Some species can use either sexual or asexual reproduction, and remarkably, populations that use sexual reproduction can have distinctly different geographic distributions from those that use asexual reproduction. This phenomenon, whereby different distributions of reproductive mode can be observed within the same or closely related species, is called geographic parthenogenesis. These patterns hold promise in providing real world evidence for mechanisms leading to differences in evolutionary fitness between sexual and asexual lineages, because the two regions that sexual and asexual lineages occupy can be characterised by environmental tolerance ranges that in turn may be associated with selection pressure.
This thesis addresses the lacking real world evidence for selective mechanisms behind differences in fitness between sexual and asexual organisms, by seeking to develop and use a model system from which the importance of environmental parameters in explaining reproductive mode can be quantified. A freshwater crustacean (Ilyodromus, Ostracoda) occurring in rock outcrop pools along an ecological gradient in south western Australia was investigated. This crustacean employs both reproductive modes to varying degrees, such that the proportion of males in a population is indicative of the extent to which sexual reproduction is used.
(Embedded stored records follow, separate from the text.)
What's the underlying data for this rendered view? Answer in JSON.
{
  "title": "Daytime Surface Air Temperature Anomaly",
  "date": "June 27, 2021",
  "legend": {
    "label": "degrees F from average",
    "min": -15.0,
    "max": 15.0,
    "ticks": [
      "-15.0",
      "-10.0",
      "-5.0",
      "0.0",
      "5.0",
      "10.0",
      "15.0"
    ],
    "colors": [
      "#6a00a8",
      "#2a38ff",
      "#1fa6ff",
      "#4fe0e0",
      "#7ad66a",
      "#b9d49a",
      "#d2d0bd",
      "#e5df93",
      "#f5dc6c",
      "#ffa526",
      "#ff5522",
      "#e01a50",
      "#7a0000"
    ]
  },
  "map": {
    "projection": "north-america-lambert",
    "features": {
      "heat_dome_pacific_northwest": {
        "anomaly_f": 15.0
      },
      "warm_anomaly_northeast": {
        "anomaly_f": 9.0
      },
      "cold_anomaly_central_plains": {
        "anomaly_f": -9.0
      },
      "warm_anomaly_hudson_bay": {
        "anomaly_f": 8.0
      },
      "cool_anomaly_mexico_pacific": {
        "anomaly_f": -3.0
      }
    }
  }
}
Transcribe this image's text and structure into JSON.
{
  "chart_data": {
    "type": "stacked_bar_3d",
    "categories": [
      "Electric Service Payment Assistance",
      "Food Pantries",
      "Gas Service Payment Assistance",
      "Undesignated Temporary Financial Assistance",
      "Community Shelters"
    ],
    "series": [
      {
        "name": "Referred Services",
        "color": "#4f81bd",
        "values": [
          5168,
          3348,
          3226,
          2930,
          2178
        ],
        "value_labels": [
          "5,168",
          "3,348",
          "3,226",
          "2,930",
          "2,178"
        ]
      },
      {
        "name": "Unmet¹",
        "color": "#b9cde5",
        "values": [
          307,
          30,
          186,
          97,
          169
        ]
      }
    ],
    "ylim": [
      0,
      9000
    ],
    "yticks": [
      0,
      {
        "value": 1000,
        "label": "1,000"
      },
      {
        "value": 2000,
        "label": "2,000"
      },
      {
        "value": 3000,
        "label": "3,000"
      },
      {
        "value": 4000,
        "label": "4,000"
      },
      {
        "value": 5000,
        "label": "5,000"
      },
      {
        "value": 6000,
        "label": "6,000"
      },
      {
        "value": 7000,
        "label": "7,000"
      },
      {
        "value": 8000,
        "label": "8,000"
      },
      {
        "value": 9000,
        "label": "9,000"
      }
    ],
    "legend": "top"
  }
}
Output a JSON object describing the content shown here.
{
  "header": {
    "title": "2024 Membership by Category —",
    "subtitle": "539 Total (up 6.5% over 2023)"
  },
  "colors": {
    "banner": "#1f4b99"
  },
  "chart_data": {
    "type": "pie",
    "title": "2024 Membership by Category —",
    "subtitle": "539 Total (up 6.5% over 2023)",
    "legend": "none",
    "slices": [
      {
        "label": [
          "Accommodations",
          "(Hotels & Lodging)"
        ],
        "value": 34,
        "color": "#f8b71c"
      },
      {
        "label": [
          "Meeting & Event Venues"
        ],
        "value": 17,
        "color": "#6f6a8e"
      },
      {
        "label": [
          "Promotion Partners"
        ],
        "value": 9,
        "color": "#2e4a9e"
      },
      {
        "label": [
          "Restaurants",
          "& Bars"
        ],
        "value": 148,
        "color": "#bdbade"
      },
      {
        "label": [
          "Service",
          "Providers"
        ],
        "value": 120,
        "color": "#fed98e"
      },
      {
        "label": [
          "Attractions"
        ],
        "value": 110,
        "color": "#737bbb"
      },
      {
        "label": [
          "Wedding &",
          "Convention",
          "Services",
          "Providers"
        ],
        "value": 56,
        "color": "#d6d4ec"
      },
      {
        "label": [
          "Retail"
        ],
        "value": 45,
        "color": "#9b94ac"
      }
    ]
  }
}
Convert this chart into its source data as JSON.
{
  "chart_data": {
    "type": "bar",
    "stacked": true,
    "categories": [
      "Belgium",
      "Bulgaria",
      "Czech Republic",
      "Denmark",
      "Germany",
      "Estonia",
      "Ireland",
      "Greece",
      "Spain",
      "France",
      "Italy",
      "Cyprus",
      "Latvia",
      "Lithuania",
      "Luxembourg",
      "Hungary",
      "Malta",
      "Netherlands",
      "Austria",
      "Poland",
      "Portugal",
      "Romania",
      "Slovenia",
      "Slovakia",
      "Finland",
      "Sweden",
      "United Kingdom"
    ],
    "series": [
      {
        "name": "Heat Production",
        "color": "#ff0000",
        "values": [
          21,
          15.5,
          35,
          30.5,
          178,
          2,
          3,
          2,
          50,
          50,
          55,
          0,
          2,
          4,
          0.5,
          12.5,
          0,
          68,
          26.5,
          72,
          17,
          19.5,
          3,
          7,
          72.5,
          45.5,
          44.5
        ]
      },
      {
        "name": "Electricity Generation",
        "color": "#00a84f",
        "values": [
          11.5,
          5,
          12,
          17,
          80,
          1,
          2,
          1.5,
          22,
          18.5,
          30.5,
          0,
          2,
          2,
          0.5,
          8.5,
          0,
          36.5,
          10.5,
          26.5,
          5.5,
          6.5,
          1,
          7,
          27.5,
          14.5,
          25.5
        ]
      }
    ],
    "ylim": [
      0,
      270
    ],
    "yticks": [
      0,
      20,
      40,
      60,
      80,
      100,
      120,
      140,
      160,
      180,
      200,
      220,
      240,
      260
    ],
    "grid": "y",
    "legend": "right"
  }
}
Unfortunately, since the systematics of this genus were poorly understood, one could not be sure of whether variation in reproductive mode observed between populations could also be due to lineage divergence, and an extensive systematic revision was also necessary for the development of thismodel system.
The key findings of this thesis are:
1. An improved understanding of the systematics of Ilyodromus, specifically:
a) Revised characters that are considered typical of the genus.
b) The boundaries between Ilyodromus and other similar genera.
c) Detailed species descriptions for ten nominal species, and three as yet unnamed species.
d) An improved ability to identify female-only populations
2. The model system constructed and used in this thesis enables the importance of environmental parameters in explaining reproductive mode to be quantified
3. Parthenogenesis tends to occur more in less stable (or more arid) habitats, while sexual reproduction tends to occur more in more stable (higher rainfall) habitats.
4. This, alongside patterns of species distribution, suggests that variation in reproductive mode is closely linked with processes of speciation and adaptive response to emptied niches.